Dependence of Tribological Characteristics on Mechanical Properties and Phase Transformations of Zirconia-Based Composite Ceramics

The effect of silica addition (in the concentration range of C-SiO2 from 0 to 6 mol %) to alumina toughened zirconia ceramics (stabilized in the tetragonal phase with calcium oxide) on its friction coefficient and wear intensity is investigated. It is found that with an increase in the SiO2 concentration, both characteristics undergo non-monotonic changes with a general tendency to increase. A comparative analysis of the dependences of mechanical properties (microhardness, fracture toughness and brittleness index), transformability of the tetragonal phase t-ZrO2, and wear intensity on the SiO2 content in the composite ceramics is performed.

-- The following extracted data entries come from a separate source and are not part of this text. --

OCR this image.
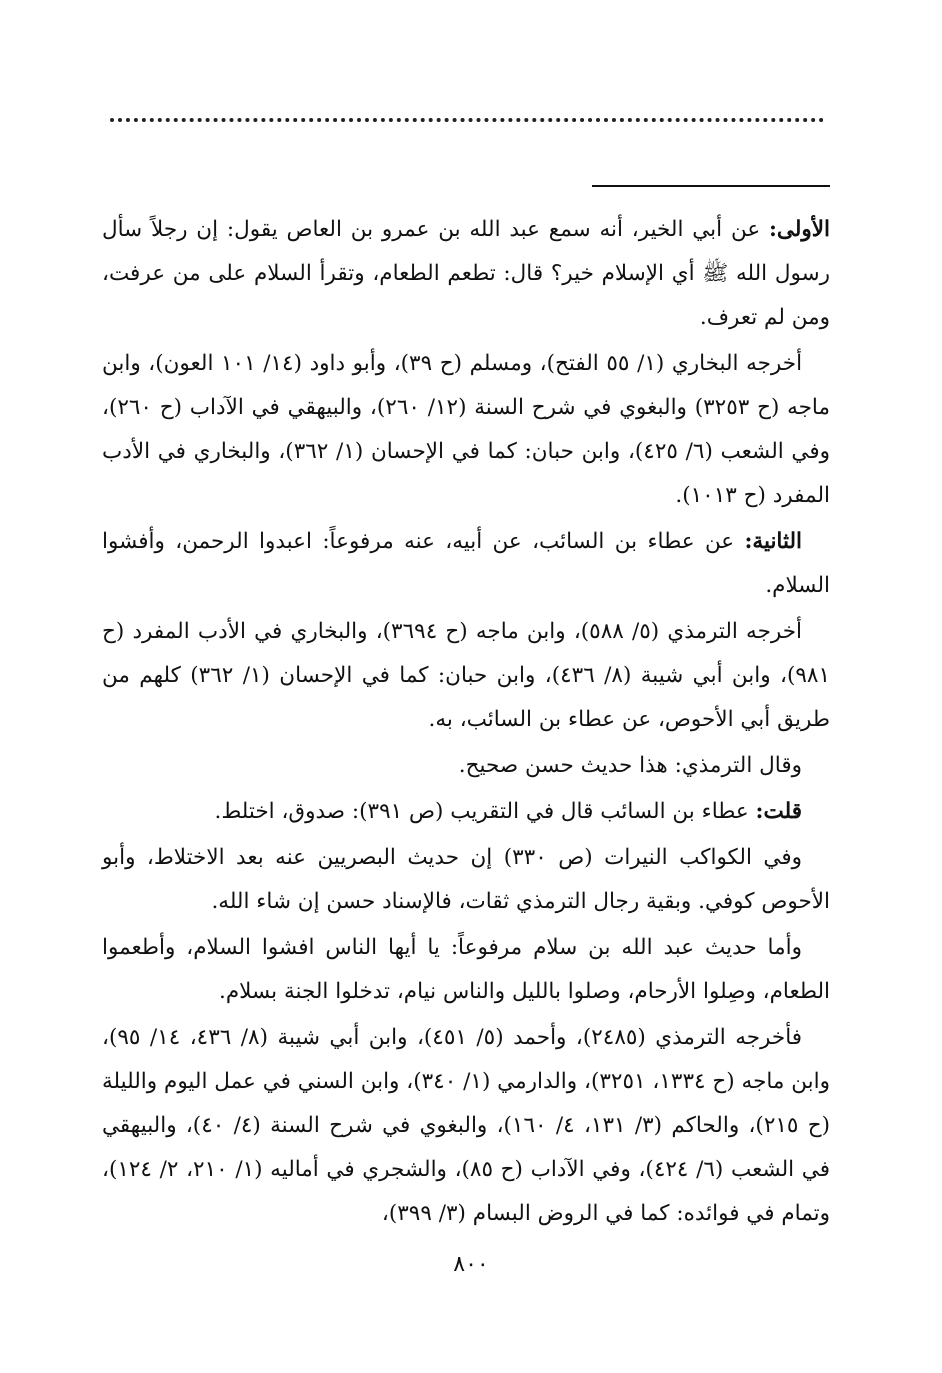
الأولى: عن أبي الخير، أنه سمع عبد الله بن عمرو بن العاص يقول: إن رجلاً سأل رسول الله ﷺ أي الإسلام خير؟ قال: تطعم الطعام، وتقرأ السلام على من عرفت، ومن لم تعرف.

أخرجه البخاري (١/ ٥٥ الفتح)، ومسلم (ح ٣٩)، وأبو داود (١٤/ ١٠١ العون)، وابن ماجه (ح ٣٢٥٣) والبغوي في شرح السنة (١٢/ ٢٦٠)، والبيهقي في الآداب (ح ٢٦٠)، وفي الشعب (٦/ ٤٢٥)، وابن حبان: كما في الإحسان (١/ ٣٦٢)، والبخاري في الأدب المفرد (ح ١٠١٣).

الثانية: عن عطاء بن السائب، عن أبيه، عنه مرفوعاً: اعبدوا الرحمن، وأفشوا السلام.

أخرجه الترمذي (٥/ ٥٨٨)، وابن ماجه (ح ٣٦٩٤)، والبخاري في الأدب المفرد (ح ٩٨١)، وابن أبي شيبة (٨/ ٤٣٦)، وابن حبان: كما في الإحسان (١/ ٣٦٢) كلهم من طريق أبي الأحوص، عن عطاء بن السائب، به.

وقال الترمذي: هذا حديث حسن صحيح.

قلت: عطاء بن السائب قال في التقريب (ص ٣٩١): صدوق، اختلط.

وفي الكواكب النيرات (ص ٣٣٠) إن حديث البصريين عنه بعد الاختلاط، وأبو الأحوص كوفي. وبقية رجال الترمذي ثقات، فالإسناد حسن إن شاء الله.

وأما حديث عبد الله بن سلام مرفوعاً: يا أيها الناس افشوا السلام، وأطعموا الطعام، وصِلوا الأرحام، وصلوا بالليل والناس نيام، تدخلوا الجنة بسلام.

فأخرجه الترمذي (٢٤٨٥)، وأحمد (٥/ ٤٥١)، وابن أبي شيبة (٨/ ٤٣٦، ١٤/ ٩٥)، وابن ماجه (ح ١٣٣٤، ٣٢٥١)، والدارمي (١/ ٣٤٠)، وابن السني في عمل اليوم والليلة (ح ٢١٥)، والحاكم (٣/ ١٣١، ٤/ ١٦٠)، والبغوي في شرح السنة (٤/ ٤٠)، والبيهقي في الشعب (٦/ ٤٢٤)، وفي الآداب (ح ٨٥)، والشجري في أماليه (١/ ٢١٠، ٢/ ١٢٤)، وتمام في فوائده: كما في الروض البسام (٣/ ٣٩٩)،

٨٠٠
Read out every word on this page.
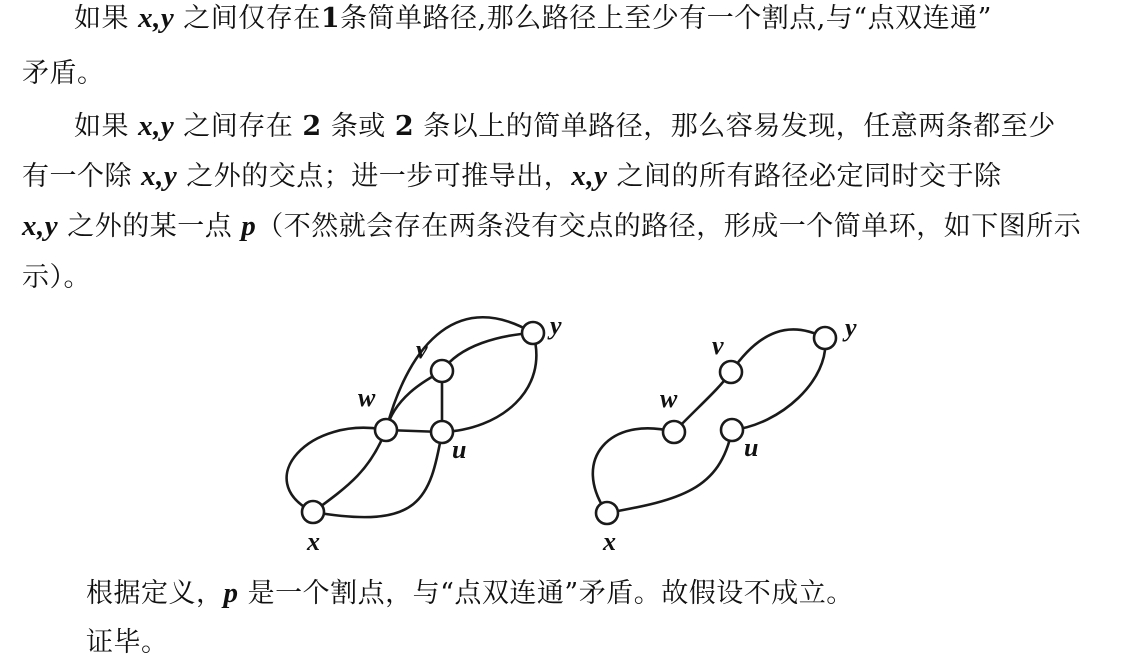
如果 x,y 之间仅存在1条简单路径,那么路径上至少有一个割点,与“点双连通”
矛盾。
如果 x,y 之间存在 2 条或 2 条以上的简单路径，那么容易发现，任意两条都至少
有一个除 x,y 之外的交点；进一步可推导出，x,y 之间的所有路径必定同时交于除
x,y 之外的某一点 p（不然就会存在两条没有交点的路径，形成一个简单环，如下图所示
示）。
x
w
u
v
y
x
w
u
v
y
根据定义，p 是一个割点，与“点双连通”矛盾。故假设不成立。
证毕。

It is shown that the non-monotonic nature of the dependence of the wear intensity on the SiO2 concentration is due to the competitive effect of changes in microhardness, fracture toughness, and transformability of t-ZrO2 caused by the introduction of silicon dioxide into the ceramics. A proposal is made on the feasibility of producing silicon-containing ceramics (with increased fracture toughness and compressive strength, as well as a margin of ductility at room temperatures) with a surface layer that does not contain SiO2, retaining the preferred values of microhardness, friction coefficient, and wear intensity.